Treatment includes anti-scabies lotions, avoiding skin-to-skin contact with your sexual partner/s until treatment is completed. Creams and lotions are better absorbed after a shower and towel drying. Apply a thin layer of the cream or lotion to your whole body surface, from the chin down.
A pastry brush may make it easier to apply. If possible, ask someone else to apply it for you. This will make sure your whole body surface is covered. Avoid your eyes, nose and mouth. Pay particular attention to the areas between your fingers, under your nails, the soles of your feet and between your buttocks. Do not wash your hands after treatment. Leave treatment on the body for 12 to 24 hours and then wash thoroughly.
People often choose to apply the cream in the evening and leave it on overnight. Re-apply the cream to any area that has been washed within 12 to 24 hours. The treatment may need to be repeated in a week’s time to kill recently hatched mites. If the pimples or spots become infected antibiotics may be necessary.
Ways to get rid of scabies
The best way to prevent getting scabies is to avoid direct skin-to-skin contact with an infected person. It’s also best to avoid wash clothing or bedding that has been used by a person infested with scabies. The mites can live for 48 to 72 hours after falling off the body. So you need to take certain precautions to prevent re-infestation.

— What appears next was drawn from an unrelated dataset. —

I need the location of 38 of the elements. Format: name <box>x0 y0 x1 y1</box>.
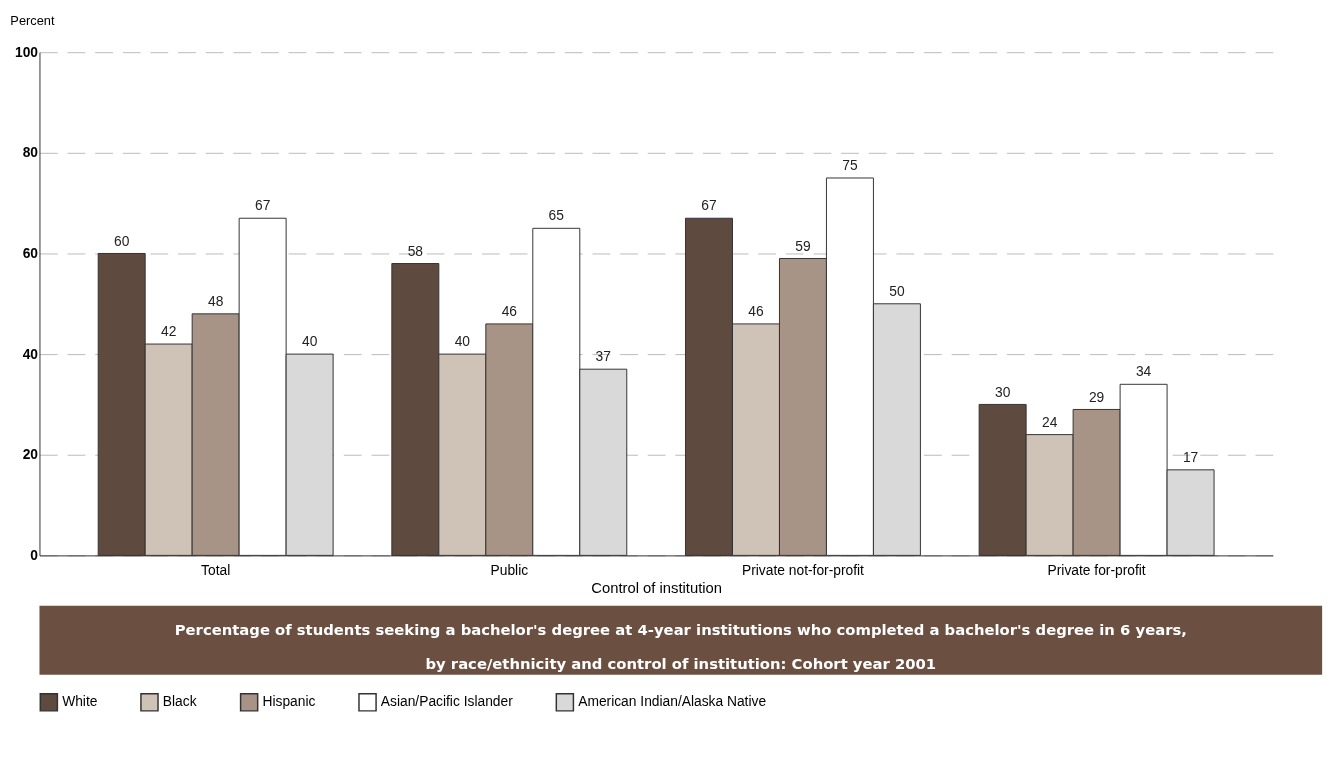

Make sure to wash clothing, bedding, towels and pillows in hot water that has reached boiling point (100 Celsius). You also need to iron clothes and underwear with hot electric iron. These items should then be dried in the dryer on very high heat for at least 10 to 30 minutes or pressed with a hot electric iron, bleach and hot water can also be used to clean other surfaces that may contain scabies mites.
In conclusion, the itching from scabies often lasts for up to four weeks after successful treatment. Scabies is highly contagious. The sexual partners will also need treatment. Sexual intercourse is not allowed until the disease has been treated. The sexual partner/s should seek treatment.